Hauling Alcohol
Doug Diddly Doug
Normally,
the shipment would have arrived at Emerson Customs at about three o’clock, been
checked through by three-thirty, and gotten to Grand Forks two hours later.
Here it would be stored in a Seagrams warehouse in the industrial area near the
bus depot and the train yard along with a thousand other truckloads of whiskey.
Distribution to parts of the USA occurred
physically from this warehouse but the paperwork was done in more sumptuous
offices downtown near the good restaurants and hotels.
The absence of truckload Reimer Express
4DA2002 was first noticed by warehouse maintenance personel. A truck was
supposed to arrive at a certain hour in the afternoon, and his job, Ronnie’s
job, was to have the doorway area empty, for when it honked it had to be
admitted immediately. That was the policy. The doorway must not have in it boxes, flats, machinery
such as the forklift, nor the personal effects of workers. The forklift must
stand ready to receive, unload and deliver barrels of whiskey to their
designated storage compartments in the various corners of the building, but it
must under no circumstances interfere with the truck’s arrival and entrance.
Ronnie had done his job. The floor stood
ready and clear. The clearance papers were in a folder under his arm. The
shelves for receipt of the barrels had been checked and approved. The only
thing left was the arrival of the truck. It did not arrive at five-thirty.
Ronnie wished to be home for supper at six. It did not arrive at six. Nor was
it there at six-thirty. By now Ronnie had gone from expecting some sort of
mechanical problem to suspecting foul play. Suddenly, he knew what he needed to
do. He walked to the red phone by the office door, a phone to be used only in
emergencies, and pressed the button that would alert the Seagrams manager.
The manager arrived within fifteen
minutes. Ronnie and he conferred. The manager called customs. They confirmed
within a few minutes that the three-thirty had not been through. Customs
notified the RCMP. They sent out a cruiser from the Emerson and one from the Winnipeg
detachments. Local constabulary in Altona, Gretna, Morris, St. Jean and St.
Agathe, as well as Steinbach, Winkler, Morden, Horndean, Plum Cooley, Vita,
Letellier, and Portage la Prairie were also requested to assist in what was increasingly
beginning to look like a crime.
Laurence Dyck was the driver of the
truck. He had been hired by Seagrams to do some roofing on one of their storage
facilities at their distillery near Gimli. Roofing there, he had noticed that
trucks were often driven by a single male without a guard or second driver. He
also noticed that the destination for the shipments was always Grand Forks, and
that shipments left daily at a predictable time. Laurence’s father was a
prankster. His brothers were practical jokers, too. Rural by nature, laconic by
habit, friends with animals and their habitats, enjoyers of beer and whiskey,
they all, the Dycks, felt that the government took too much from ordinary
people such as themselves. Any chance to make a bit on the side, or to keep a
bit of the government’s share for themselves, was felt to be an opportunity
richly deserved.
Thus it was that Laurence waited at the
rear of the semi for the driver to approach. He had with him a potato sack and
a rope. When the short, small fellow rounded the corner of the trailer,
Laurence stepped up behind him and put the bag over his head and shoulders. He
held him and whispered in his ear that if he shouted he would be severely
injured by the hammer his “friend” had at the ready. The man did not struggle.

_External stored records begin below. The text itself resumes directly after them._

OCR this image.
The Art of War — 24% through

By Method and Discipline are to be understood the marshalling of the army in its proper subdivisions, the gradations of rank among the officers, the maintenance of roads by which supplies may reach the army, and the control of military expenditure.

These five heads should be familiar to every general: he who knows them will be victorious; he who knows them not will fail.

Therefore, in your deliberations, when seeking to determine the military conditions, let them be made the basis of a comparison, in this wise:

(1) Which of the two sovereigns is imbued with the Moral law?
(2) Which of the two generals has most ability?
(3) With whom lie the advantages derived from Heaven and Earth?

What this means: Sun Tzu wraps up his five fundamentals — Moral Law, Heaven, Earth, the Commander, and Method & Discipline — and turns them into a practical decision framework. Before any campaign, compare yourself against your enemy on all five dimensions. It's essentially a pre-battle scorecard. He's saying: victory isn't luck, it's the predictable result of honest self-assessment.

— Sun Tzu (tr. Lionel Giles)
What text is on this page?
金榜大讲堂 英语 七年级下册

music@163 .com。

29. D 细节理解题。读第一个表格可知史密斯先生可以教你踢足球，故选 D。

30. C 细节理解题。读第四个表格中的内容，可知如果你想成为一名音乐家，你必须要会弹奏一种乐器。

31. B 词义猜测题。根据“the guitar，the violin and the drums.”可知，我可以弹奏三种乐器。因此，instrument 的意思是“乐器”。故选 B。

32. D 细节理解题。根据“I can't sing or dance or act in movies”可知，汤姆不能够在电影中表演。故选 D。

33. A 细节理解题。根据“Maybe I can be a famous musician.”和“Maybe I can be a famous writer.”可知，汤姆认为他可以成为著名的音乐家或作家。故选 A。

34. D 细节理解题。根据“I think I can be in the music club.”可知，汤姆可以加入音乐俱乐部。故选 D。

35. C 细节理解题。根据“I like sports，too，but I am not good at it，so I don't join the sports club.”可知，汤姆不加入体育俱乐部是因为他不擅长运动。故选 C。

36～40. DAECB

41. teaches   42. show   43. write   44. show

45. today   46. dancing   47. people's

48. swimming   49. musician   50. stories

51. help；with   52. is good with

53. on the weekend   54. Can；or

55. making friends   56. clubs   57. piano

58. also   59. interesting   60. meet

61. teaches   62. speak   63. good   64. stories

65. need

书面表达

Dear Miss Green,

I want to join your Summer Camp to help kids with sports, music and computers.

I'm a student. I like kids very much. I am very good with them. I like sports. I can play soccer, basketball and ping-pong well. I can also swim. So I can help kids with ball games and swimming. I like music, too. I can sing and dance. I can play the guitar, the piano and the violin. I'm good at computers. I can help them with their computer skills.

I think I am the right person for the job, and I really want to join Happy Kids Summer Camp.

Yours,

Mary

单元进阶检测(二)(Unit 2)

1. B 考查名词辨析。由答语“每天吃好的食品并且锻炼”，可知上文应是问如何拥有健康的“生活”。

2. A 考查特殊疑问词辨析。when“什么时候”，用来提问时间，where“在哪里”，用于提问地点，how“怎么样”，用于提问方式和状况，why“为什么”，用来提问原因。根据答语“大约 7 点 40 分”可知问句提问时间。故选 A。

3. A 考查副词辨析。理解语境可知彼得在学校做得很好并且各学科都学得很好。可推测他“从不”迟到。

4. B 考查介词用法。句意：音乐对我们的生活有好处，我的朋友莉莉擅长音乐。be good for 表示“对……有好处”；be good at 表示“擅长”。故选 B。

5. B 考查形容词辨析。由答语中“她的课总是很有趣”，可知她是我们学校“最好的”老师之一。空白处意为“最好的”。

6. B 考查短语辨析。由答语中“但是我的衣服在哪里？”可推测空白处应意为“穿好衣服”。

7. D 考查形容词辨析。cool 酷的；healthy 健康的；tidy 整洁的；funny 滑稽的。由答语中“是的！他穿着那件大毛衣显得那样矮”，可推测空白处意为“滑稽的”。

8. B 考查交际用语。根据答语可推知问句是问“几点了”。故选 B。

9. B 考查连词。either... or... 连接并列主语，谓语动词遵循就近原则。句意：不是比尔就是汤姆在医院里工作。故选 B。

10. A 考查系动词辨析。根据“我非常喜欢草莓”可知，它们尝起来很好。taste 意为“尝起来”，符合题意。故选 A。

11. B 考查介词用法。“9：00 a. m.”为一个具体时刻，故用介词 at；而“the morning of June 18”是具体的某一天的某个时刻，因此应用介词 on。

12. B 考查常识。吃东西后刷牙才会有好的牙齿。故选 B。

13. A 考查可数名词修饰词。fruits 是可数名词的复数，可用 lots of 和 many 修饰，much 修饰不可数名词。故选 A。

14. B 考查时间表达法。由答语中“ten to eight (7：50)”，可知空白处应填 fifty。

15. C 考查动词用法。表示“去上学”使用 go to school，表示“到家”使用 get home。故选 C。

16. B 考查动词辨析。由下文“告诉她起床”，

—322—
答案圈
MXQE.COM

He stood quietly while Laurence talked to his friend who was not there, and
also while Laurence tied the ropes that bound him and the duck tape over his
mouth. Laurence opened the cargo doors of another semi nearby, put the
unfortunate inside, told him to remain quiet and no harm would come to him, and
then drove off.
Laurence took the perimeter around
Winnipeg, drove past St. Agathe and St. Jean, through Morris and past
Letellier, then turned the rig off the highway and headed east toward the bush land
in the direction of Vita. He drove fifteen miles to a farm yard he owned, a
stretch of non arable scrub and poplar where he raised cattle. On it he had
twenty-seven old semi trailers purchased to store feed and straw. These did in
place of a barn. He had acquired them over the years as cheaply as he could.
Now he added a twenty-eighth and piled straw bales over it with his farm tractor.
This took an hour. By six o-clock he had the Seagrams tractor near Gimli. He
walked back to the roofing job, got in his car because it was quitting time,
and drove home. Over the next week he finished the roof and left the Seagrams
yard for good.
Needless to say, Laurence did not tell
his brothers, father, uncles--nor any of the women he had accompany him to his
farm—about the whiskey or the recent addition to his trailers. That would have
been a huge mistake. He did, however, always serve himself, and now and then
others of his guests, very fine and old whiskey as frequently as he wished to.